Note:
This topic has been translated from a Chinese forum by GPT and might contain errors.
Original topic: tikv一节点下线很慢
[TiDB Usage Environment] Production Environment
[TiDB Version] v5.2.4
[Encountered Problem: Symptoms and Impact]
A TiKV server crashed, and it had two TiKV nodes on it. One of the nodes was taken offline this morning. Previously, the region count was over 40,000, and now it is still at 38,864. The offline process is too slow.
TiKV Resource Monitoring
PD Resource Monitoring
TiDB Resource Monitoring
PD Scheduling Parameters
The slow offline process is to prevent the fast speed from affecting the business.
Previously, taking down a TiKV node wasn’t this slow. Now it’s affecting system usage. I want to speed up the process of taking it offline.
You can refer to the documentation and adjust the parameters:
- leader-schedule-limit: Scheduling is used to balance the number of leaders across different TiKVs, affecting the load of query processing.

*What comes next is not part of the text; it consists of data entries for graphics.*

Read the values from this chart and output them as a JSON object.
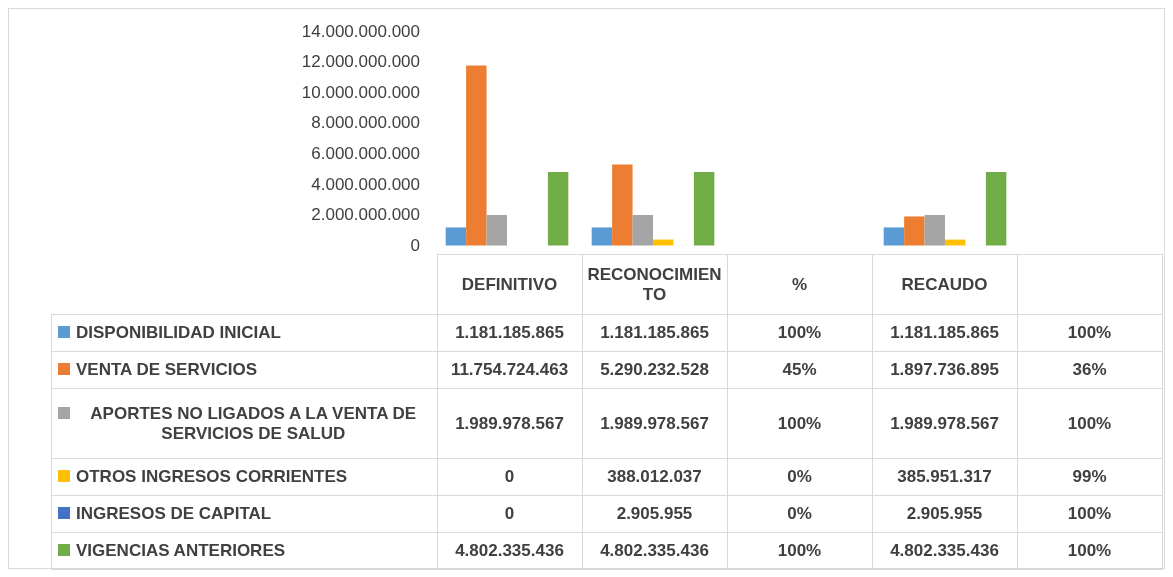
{
  "chart_data": {
    "type": "bar",
    "categories": [
      "DEFINITIVO",
      "RECONOCIMIENTO",
      "%",
      "RECAUDO",
      null
    ],
    "ylim": [
      0,
      14000000000
    ],
    "yticks": [
      0,
      {
        "value": 2000000000,
        "label": "2.000.000.000"
      },
      {
        "value": 4000000000,
        "label": "4.000.000.000"
      },
      {
        "value": 6000000000,
        "label": "6.000.000.000"
      },
      {
        "value": 8000000000,
        "label": "8.000.000.000"
      },
      {
        "value": 10000000000,
        "label": "10.000.000.000"
      },
      {
        "value": 12000000000,
        "label": "12.000.000.000"
      },
      {
        "value": 14000000000,
        "label": "14.000.000.000"
      }
    ],
    "grid": false,
    "legend": "bottom left",
    "series": [
      {
        "name": "DISPONIBILIDAD INICIAL",
        "color": "#5b9bd5",
        "values": [
          1181185865,
          1181185865,
          100,
          1181185865,
          100
        ],
        "value_labels": [
          "1.181.185.865",
          "1.181.185.865",
          "100%",
          "1.181.185.865",
          "100%"
        ]
      },
      {
        "name": "VENTA DE SERVICIOS",
        "color": "#ed7d31",
        "values": [
          11754724463,
          5290232528,
          45,
          1897736895,
          36
        ],
        "value_labels": [
          "11.754.724.463",
          "5.290.232.528",
          "45%",
          "1.897.736.895",
          "36%"
        ]
      },
      {
        "name": "APORTES NO LIGADOS A LA VENTA DE SERVICIOS DE SALUD",
        "color": "#a5a5a5",
        "values": [
          1989978567,
          1989978567,
          100,
          1989978567,
          100
        ],
        "value_labels": [
          "1.989.978.567",
          "1.989.978.567",
          "100%",
          "1.989.978.567",
          "100%"
        ]
      },
      {
        "name": "OTROS INGRESOS CORRIENTES",
        "color": "#ffc000",
        "values": [
          0,
          388012037,
          0,
          385951317,
          99
        ],
        "value_labels": [
          "0",
          "388.012.037",
          "0%",
          "385.951.317",
          "99%"
        ]
      },
      {
        "name": "INGRESOS DE CAPITAL",
        "color": "#4472c4",
        "values": [
          0,
          2905955,
          0,
          2905955,
          100
        ],
        "value_labels": [
          "0",
          "2.905.955",
          "0%",
          "2.905.955",
          "100%"
        ]
      },
      {
        "name": "VIGENCIAS ANTERIORES",
        "color": "#70ad47",
        "values": [
          4802335436,
          4802335436,
          100,
          4802335436,
          100
        ],
        "value_labels": [
          "4.802.335.436",
          "4.802.335.436",
          "100%",
          "4.802.335.436",
          "100%"
        ]
      }
    ]
  }
}
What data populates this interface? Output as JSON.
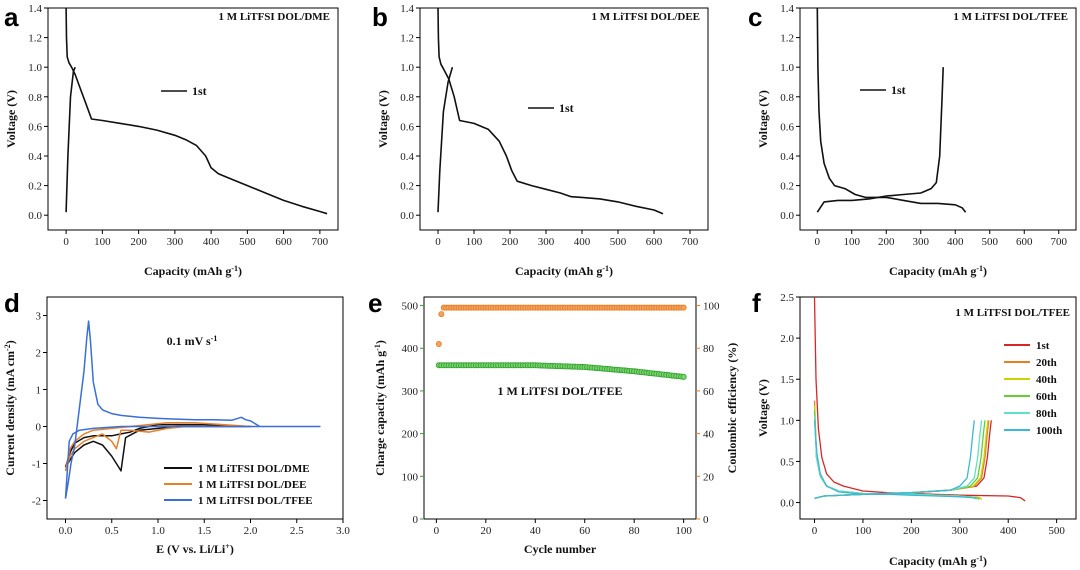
{
  "chart_data": [
    {
      "panel": "a",
      "type": "line",
      "title": "1 M LiTFSI DOL/DME",
      "xlabel": "Capacity (mAh g",
      "xlabel_sup": "-1",
      "xlabel_end": ")",
      "ylabel": "Voltage (V)",
      "xlim": [
        -50,
        750
      ],
      "ylim": [
        -0.1,
        1.4
      ],
      "xticks": [
        0,
        100,
        200,
        300,
        400,
        500,
        600,
        700
      ],
      "yticks": [
        0.0,
        0.2,
        0.4,
        0.6,
        0.8,
        1.0,
        1.2,
        1.4
      ],
      "legend": [
        "1st"
      ],
      "series": [
        {
          "name": "1st discharge",
          "color": "#111111",
          "x": [
            0,
            1,
            3,
            8,
            15,
            25,
            40,
            55,
            70,
            100,
            150,
            200,
            250,
            300,
            330,
            360,
            385,
            400,
            420,
            450,
            500,
            550,
            600,
            650,
            700,
            720
          ],
          "y": [
            1.4,
            1.2,
            1.07,
            1.03,
            1.0,
            0.95,
            0.85,
            0.75,
            0.65,
            0.64,
            0.62,
            0.6,
            0.575,
            0.54,
            0.51,
            0.47,
            0.4,
            0.32,
            0.28,
            0.25,
            0.2,
            0.15,
            0.1,
            0.06,
            0.025,
            0.01
          ]
        },
        {
          "name": "1st charge",
          "color": "#111111",
          "x": [
            0,
            5,
            12,
            20,
            25
          ],
          "y": [
            0.02,
            0.4,
            0.8,
            0.97,
            1.0
          ]
        }
      ]
    },
    {
      "panel": "b",
      "type": "line",
      "title": "1 M LiTFSI DOL/DEE",
      "xlabel": "Capacity (mAh g",
      "xlabel_sup": "-1",
      "xlabel_end": ")",
      "ylabel": "Voltage (V)",
      "xlim": [
        -50,
        750
      ],
      "ylim": [
        -0.1,
        1.4
      ],
      "xticks": [
        0,
        100,
        200,
        300,
        400,
        500,
        600,
        700
      ],
      "yticks": [
        0.0,
        0.2,
        0.4,
        0.6,
        0.8,
        1.0,
        1.2,
        1.4
      ],
      "legend": [
        "1st"
      ],
      "series": [
        {
          "name": "1st discharge",
          "color": "#111111",
          "x": [
            0,
            1,
            3,
            8,
            15,
            30,
            45,
            60,
            100,
            140,
            170,
            190,
            205,
            220,
            260,
            300,
            340,
            370,
            400,
            450,
            500,
            550,
            600,
            625
          ],
          "y": [
            1.4,
            1.2,
            1.07,
            1.02,
            0.99,
            0.92,
            0.8,
            0.64,
            0.62,
            0.58,
            0.5,
            0.4,
            0.3,
            0.23,
            0.2,
            0.175,
            0.15,
            0.125,
            0.12,
            0.11,
            0.09,
            0.06,
            0.035,
            0.01
          ]
        },
        {
          "name": "1st charge",
          "color": "#111111",
          "x": [
            0,
            5,
            15,
            28,
            40
          ],
          "y": [
            0.02,
            0.3,
            0.7,
            0.9,
            1.0
          ]
        }
      ]
    },
    {
      "panel": "c",
      "type": "line",
      "title": "1 M LiTFSI DOL/TFEE",
      "xlabel": "Capacity (mAh g",
      "xlabel_sup": "-1",
      "xlabel_end": ")",
      "ylabel": "Voltage (V)",
      "xlim": [
        -50,
        750
      ],
      "ylim": [
        -0.1,
        1.4
      ],
      "xticks": [
        0,
        100,
        200,
        300,
        400,
        500,
        600,
        700
      ],
      "yticks": [
        0.0,
        0.2,
        0.4,
        0.6,
        0.8,
        1.0,
        1.2,
        1.4
      ],
      "legend": [
        "1st"
      ],
      "series": [
        {
          "name": "1st discharge",
          "color": "#111111",
          "x": [
            0,
            2,
            5,
            10,
            20,
            35,
            50,
            80,
            110,
            140,
            170,
            200,
            250,
            300,
            350,
            400,
            420,
            430
          ],
          "y": [
            1.4,
            1.0,
            0.7,
            0.5,
            0.35,
            0.25,
            0.2,
            0.18,
            0.14,
            0.12,
            0.12,
            0.12,
            0.1,
            0.08,
            0.08,
            0.07,
            0.05,
            0.02
          ]
        },
        {
          "name": "1st charge",
          "color": "#111111",
          "x": [
            0,
            20,
            60,
            100,
            150,
            200,
            250,
            300,
            330,
            345,
            355,
            362,
            365
          ],
          "y": [
            0.02,
            0.09,
            0.1,
            0.1,
            0.11,
            0.13,
            0.14,
            0.15,
            0.18,
            0.22,
            0.4,
            0.8,
            1.0
          ]
        }
      ]
    },
    {
      "panel": "d",
      "type": "line",
      "title": "",
      "xlabel": "E (V vs. Li/Li",
      "xlabel_sup": "+",
      "xlabel_end": ")",
      "ylabel": "Current density (mA cm",
      "ylabel_sup": "-2",
      "ylabel_end": ")",
      "xlim": [
        -0.2,
        3.0
      ],
      "ylim": [
        -2.5,
        3.5
      ],
      "xticks": [
        0.0,
        0.5,
        1.0,
        1.5,
        2.0,
        2.5,
        3.0
      ],
      "yticks": [
        -2,
        -1,
        0,
        1,
        2,
        3
      ],
      "annotation": "0.1 mV s",
      "annotation_sup": "-1",
      "legend": [
        "1 M LiTFSI DOL/DME",
        "1 M LiTFSI DOL/DEE",
        "1 M LiTFSI DOL/TFEE"
      ],
      "series": [
        {
          "name": "1 M LiTFSI DOL/DME",
          "color": "#111111",
          "x": [
            0,
            0.05,
            0.1,
            0.2,
            0.3,
            0.4,
            0.5,
            0.55,
            0.6,
            0.65,
            0.8,
            1.0,
            1.2,
            1.5,
            1.8,
            2.0,
            1.8,
            1.5,
            1.2,
            1.0,
            0.8,
            0.7,
            0.6,
            0.5,
            0.3,
            0.2,
            0.1,
            0.05,
            0
          ],
          "y": [
            -1.1,
            -0.9,
            -0.7,
            -0.5,
            -0.4,
            -0.5,
            -0.8,
            -1.0,
            -1.2,
            -0.3,
            -0.1,
            -0.05,
            0,
            0,
            0,
            0,
            0.02,
            0.05,
            0.05,
            0.05,
            -0.05,
            -0.15,
            -0.2,
            -0.25,
            -0.25,
            -0.3,
            -0.45,
            -0.7,
            -1.1
          ]
        },
        {
          "name": "1 M LiTFSI DOL/DEE",
          "color": "#e8802a",
          "x": [
            0,
            0.05,
            0.1,
            0.2,
            0.3,
            0.4,
            0.5,
            0.55,
            0.6,
            0.7,
            0.9,
            1.1,
            1.3,
            1.6,
            1.8,
            2.0,
            1.7,
            1.4,
            1.1,
            0.9,
            0.7,
            0.5,
            0.3,
            0.2,
            0.1,
            0.05,
            0
          ],
          "y": [
            -1.2,
            -0.8,
            -0.6,
            -0.4,
            -0.3,
            -0.2,
            -0.4,
            -0.6,
            -0.1,
            -0.1,
            -0.15,
            -0.05,
            0,
            0,
            0,
            0,
            0.05,
            0.1,
            0.1,
            0.05,
            0,
            -0.05,
            -0.1,
            -0.2,
            -0.4,
            -0.6,
            -1.2
          ]
        },
        {
          "name": "1 M LiTFSI DOL/TFEE",
          "color": "#3a6fd8",
          "x": [
            0,
            0.03,
            0.06,
            0.1,
            0.15,
            0.2,
            0.23,
            0.25,
            0.27,
            0.3,
            0.35,
            0.4,
            0.5,
            0.6,
            0.8,
            1.0,
            1.2,
            1.4,
            1.6,
            1.8,
            1.9,
            1.95,
            2.0,
            2.1,
            2.3,
            2.5,
            2.7,
            2.75,
            2.4,
            2.0,
            1.5,
            1.0,
            0.6,
            0.3,
            0.15,
            0.08,
            0.04,
            0
          ],
          "y": [
            -1.95,
            -1.5,
            -1.0,
            -0.5,
            0.5,
            1.5,
            2.4,
            2.85,
            2.3,
            1.2,
            0.6,
            0.45,
            0.35,
            0.3,
            0.25,
            0.22,
            0.2,
            0.18,
            0.18,
            0.17,
            0.25,
            0.18,
            0.15,
            0,
            0,
            0,
            0,
            0,
            0,
            0,
            0,
            0,
            0,
            -0.05,
            -0.1,
            -0.2,
            -0.4,
            -1.95
          ]
        }
      ]
    },
    {
      "panel": "e",
      "type": "scatter",
      "title": "1 M LiTFSI DOL/TFEE",
      "xlabel": "Cycle number",
      "ylabel": "Charge capacity (mAh g",
      "ylabel_sup": "-1",
      "ylabel_end": ")",
      "y2label": "Coulombic efficiency (%)",
      "xlim": [
        -5,
        105
      ],
      "ylim": [
        0,
        520
      ],
      "y2lim": [
        0,
        104
      ],
      "xticks": [
        0,
        20,
        40,
        60,
        80,
        100
      ],
      "yticks": [
        0,
        100,
        200,
        300,
        400,
        500
      ],
      "y2ticks": [
        0,
        20,
        40,
        60,
        80,
        100
      ],
      "series": [
        {
          "name": "Charge capacity",
          "axis": "left",
          "color": "#2ca02c",
          "x_start": 1,
          "x_end": 100,
          "y_points": [
            [
              1,
              360
            ],
            [
              40,
              360
            ],
            [
              60,
              356
            ],
            [
              80,
              346
            ],
            [
              100,
              333
            ]
          ]
        },
        {
          "name": "Coulombic efficiency",
          "axis": "right",
          "color": "#e87e23",
          "x_start": 1,
          "x_end": 100,
          "first_value": 82,
          "second_value": 96,
          "steady_value": 99
        }
      ]
    },
    {
      "panel": "f",
      "type": "line",
      "title": "1 M LiTFSI DOL/TFEE",
      "xlabel": "Capacity (mAh g",
      "xlabel_sup": "-1",
      "xlabel_end": ")",
      "ylabel": "Voltage (V)",
      "xlim": [
        -30,
        540
      ],
      "ylim": [
        -0.2,
        2.5
      ],
      "xticks": [
        0,
        100,
        200,
        300,
        400,
        500
      ],
      "yticks": [
        0.0,
        0.5,
        1.0,
        1.5,
        2.0,
        2.5
      ],
      "legend": [
        "1st",
        "20th",
        "40th",
        "60th",
        "80th",
        "100th"
      ],
      "series": [
        {
          "name": "1st",
          "color": "#d62728",
          "dis_x": [
            0,
            3,
            8,
            15,
            25,
            40,
            60,
            100,
            150,
            200,
            300,
            400,
            425,
            435
          ],
          "dis_y": [
            2.5,
            1.5,
            0.9,
            0.55,
            0.35,
            0.25,
            0.2,
            0.14,
            0.12,
            0.11,
            0.09,
            0.08,
            0.06,
            0.02
          ],
          "cha_end": 365
        },
        {
          "name": "20th",
          "color": "#e87e23",
          "dis_end": 345,
          "cha_end": 360
        },
        {
          "name": "40th",
          "color": "#c8d400",
          "dis_end": 345,
          "cha_end": 358
        },
        {
          "name": "60th",
          "color": "#66cc33",
          "dis_end": 340,
          "cha_end": 352
        },
        {
          "name": "80th",
          "color": "#5fe0c8",
          "dis_end": 335,
          "cha_end": 345
        },
        {
          "name": "100th",
          "color": "#3fb6d6",
          "dis_x": [
            0,
            5,
            12,
            25,
            50,
            100,
            150,
            200,
            250,
            300,
            325,
            333
          ],
          "dis_y": [
            1.0,
            0.6,
            0.35,
            0.2,
            0.13,
            0.1,
            0.1,
            0.09,
            0.08,
            0.07,
            0.06,
            0.05
          ],
          "cha_end": 330
        }
      ]
    }
  ]
}
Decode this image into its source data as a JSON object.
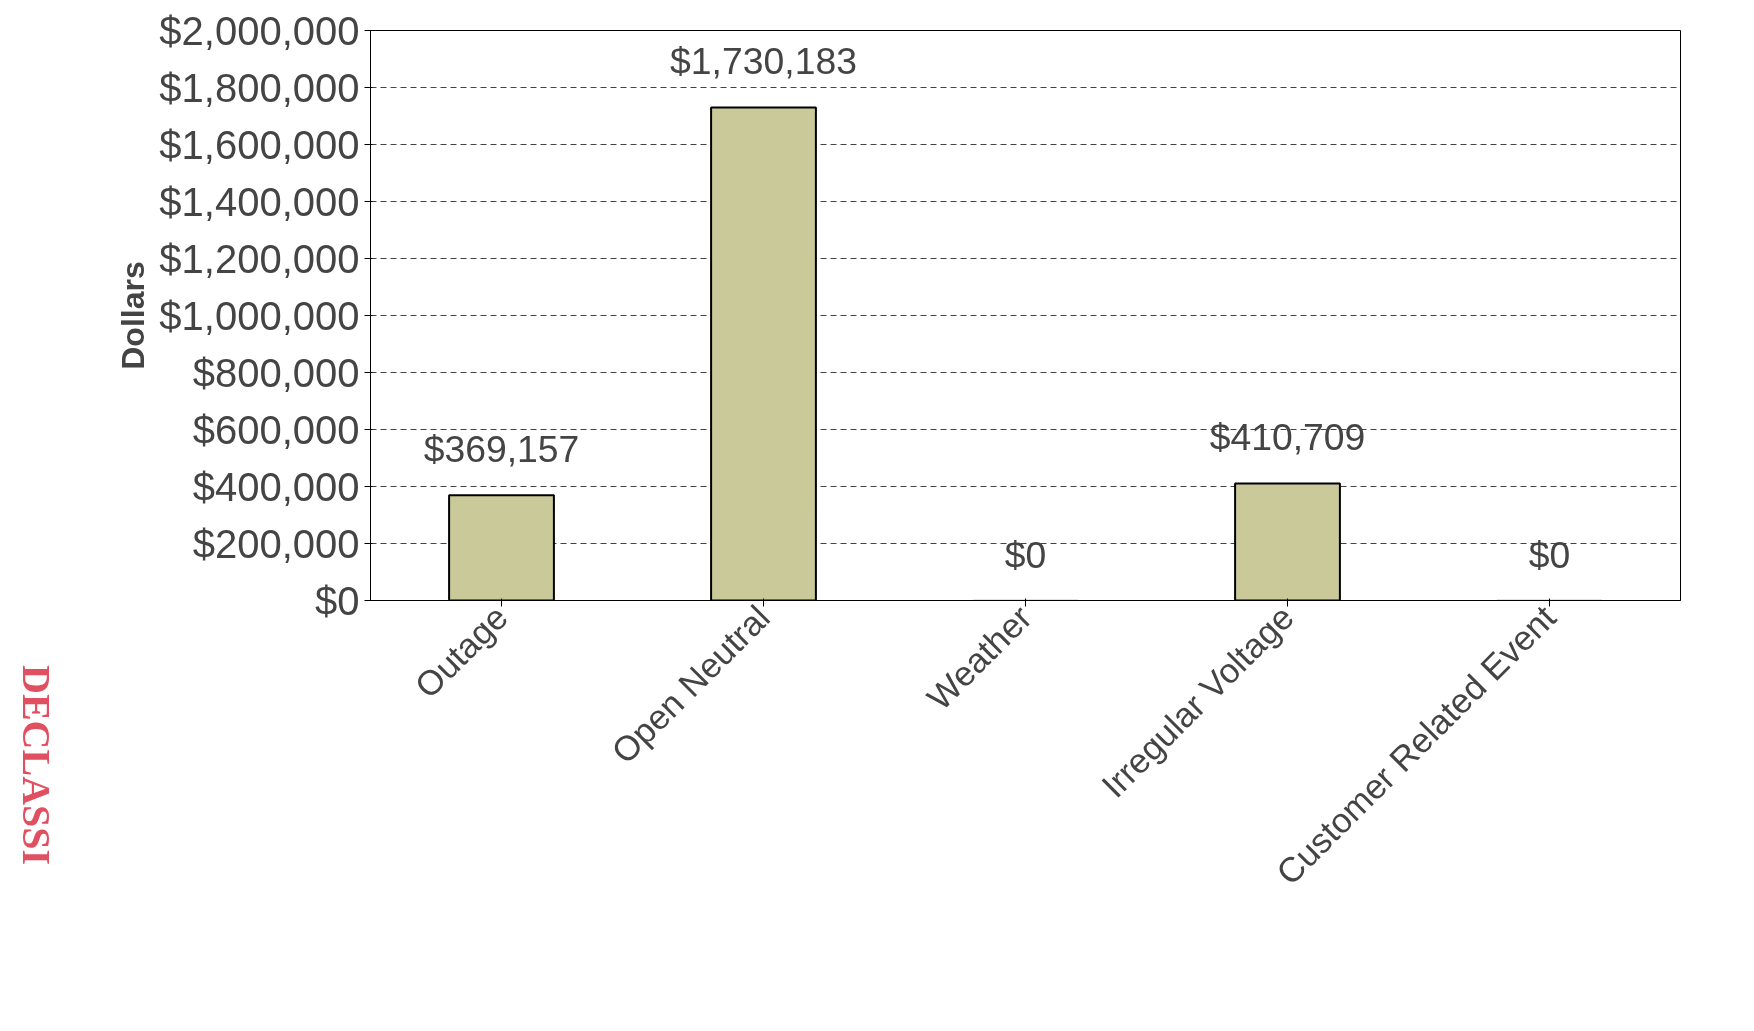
{
  "chart_data": {
    "type": "bar",
    "ylabel": "Dollars",
    "categories": [
      "Outage",
      "Open Neutral",
      "Weather",
      "Irregular Voltage",
      "Customer Related Event"
    ],
    "values": [
      369157,
      1730183,
      0,
      410709,
      0
    ],
    "value_labels": [
      "$369,157",
      "$1,730,183",
      "$0",
      "$410,709",
      "$0"
    ],
    "color": "#c9c99a",
    "ylim": [
      0,
      2000000
    ],
    "yticks": [
      {
        "value": 0,
        "label": "$0"
      },
      {
        "value": 200000,
        "label": "$200,000"
      },
      {
        "value": 400000,
        "label": "$400,000"
      },
      {
        "value": 600000,
        "label": "$600,000"
      },
      {
        "value": 800000,
        "label": "$800,000"
      },
      {
        "value": 1000000,
        "label": "$1,000,000"
      },
      {
        "value": 1200000,
        "label": "$1,200,000"
      },
      {
        "value": 1400000,
        "label": "$1,400,000"
      },
      {
        "value": 1600000,
        "label": "$1,600,000"
      },
      {
        "value": 1800000,
        "label": "$1,800,000"
      },
      {
        "value": 2000000,
        "label": "$2,000,000"
      }
    ],
    "grid": "y",
    "annotations": [
      "DECLASSI"
    ]
  }
}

- region-schedule-limit: Scheduling is used to balance the number of replicas across different TiKVs, affecting the data volume on different nodes.
leader-schedule-limit
: Controls the concurrency of Transfer Leader scheduling.
region-schedule-limit
: Controls the concurrency of adding and removing Peer scheduling.
disable-replace-offline-replica
: Stops handling the scheduling of node offline.
disable-location-replacement
: Stops handling the scheduling related to adjusting Region isolation levels.
max-snapshot-count
: The maximum concurrency of sending and receiving Snapshots allowed per Store.
Before making adjustments, it is recommended to record the current settings. After processing, you need to revert the changes; otherwise, the cluster might be significantly affected.
Additionally, you can refer to this article:
After adjusting the following three parameters according to best practices, it seems that the speed of offline operations is still stagnant. I also added leader eviction, but observed that the number of leaders has not decreased.

This is the scheduling content
This is the current scheduling action
After adjustment, the speed of going offline is still very slow. Looking at the previous offline speed, it took several hours to go offline by 30k.
Now, in 3 hours, not even 2k has gone offline.
After a good sleep, it should be almost fixed.
leader-schedule-limit
region-schedule-limit
replica-schedule-limit
Try adjusting these parameters to three times their original values.
The overall idea is to adjust the scheduling parameters to speed up the scheduling process.
It’s quite bold to take down one of the two KV nodes in a production environment.
Taking a node offline won’t affect usage. Just wait for it to go down slowly; rushing it might cause other issues.
The region offline process is completed. Under the guidance of big brother h5n1 in the group, I checked the PD logs, which mostly showed leader election actions being canceled and repeatedly executed. This is because two peers of a region were both on the offline TiKV. There are many such regions, so the offline speed was very slow. After executing the multi-replica loss recovery, the TiKV quickly completed the offline process.
Adjust the relevant parameters.
Setting the store limit can control the offline speed.
Is this a bug issue or a parameter issue? How should it be adjusted?
Stop posting meaningless replies just to earn points. The issue has already been resolved and the solution provided. Instead of adjusting parameters here, check your other replies on your profile. They’re all just filler. Do something meaningful and contribute to the community. Carefully read each post, provide solutions if you can, and if you can’t, go study the documentation. Stop wasting time.